Falling Apart

Falling Apart

I’m a detail person. It’s my job. My clients entrust their renovations to me because they know I will leave no stone unturned and no corner unnoticed. Can I spy shoddy construction at a hundred yards? Maybe. That’s my superpower. That’s my job.

I mention this because I know how you feel. You, person out there, deep in a renovation or rehab project. You, my micro-manager. You, my friend with control issues. I know you. I have been you. I know you are a freaking out right now. I think you haven’t slept a full night since the contractor first set foot in your house because all you can seem to think about is everything that could possibly go wrong.

You, my friend, must chill out.

Renovations are messy and complicated by nature. When things get a little chaotic, emotions can run high. Look for ways to minimize problems and manage your frustrations as they come. It’s okay that you’re stressed–I’ve been there—but sometimes a yoga class can be more effective than dressing down your general contractor.

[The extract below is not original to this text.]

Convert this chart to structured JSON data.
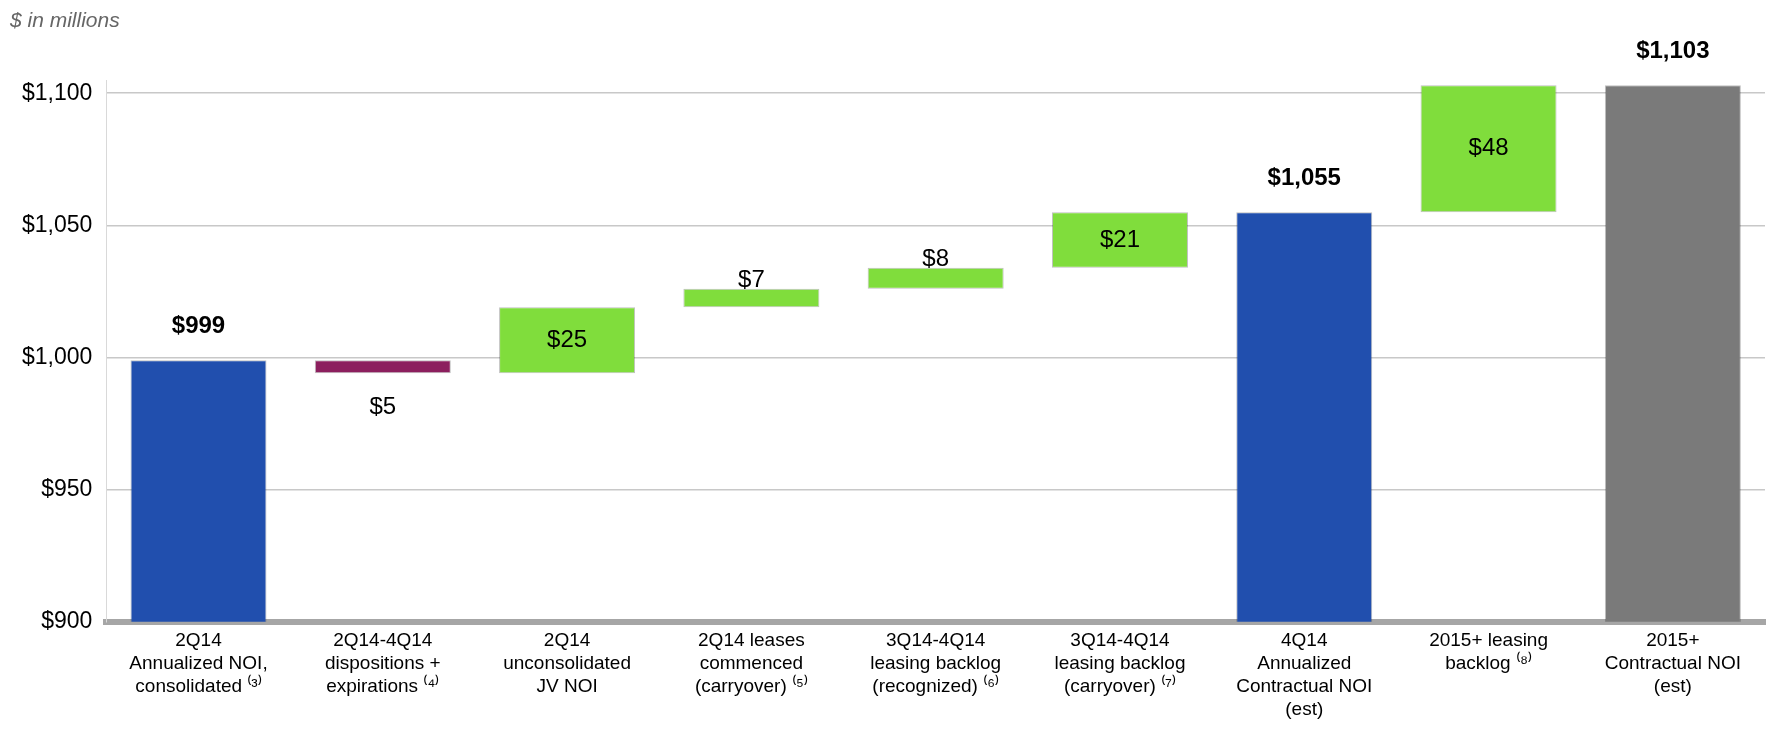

Following the electrician around the kitchen with a list of “Are you sure?” questions will neither expedite the renovation process nor endear you to the professionals. Your crew knows what they’re doing. I know it can be tough, but you have to take a step back and let them do their job. Deal with mistakes that have been made instead of mistakes that haven’t been made yet.

Finally, a not insignificant piece of being a project manager is helping my clients let go and let it be. If your peace of mind is being compromise by your inability to step away, I strongly recommend finding a professional project manager to take the reins for a while. If just walking past your dining room triggers an anxiety attack, let someone else manage for a while and get out of town for a few days. If there’s a part of the renovation you’re particularly dreading? That might be an excellent time to schedule a vacation.

You have to accept (and I know it’s hard) that some things are out of your control.
There are usually small issues and unexpected problems that pop up along the way. Someone on the team (the architect, the construction manager, the contractor, the perfectionist carpenter doing custom trim work in the dining room) may worry that the project won’t come together. But most renovations? They end well. And I have a feeling that yours will be no exception.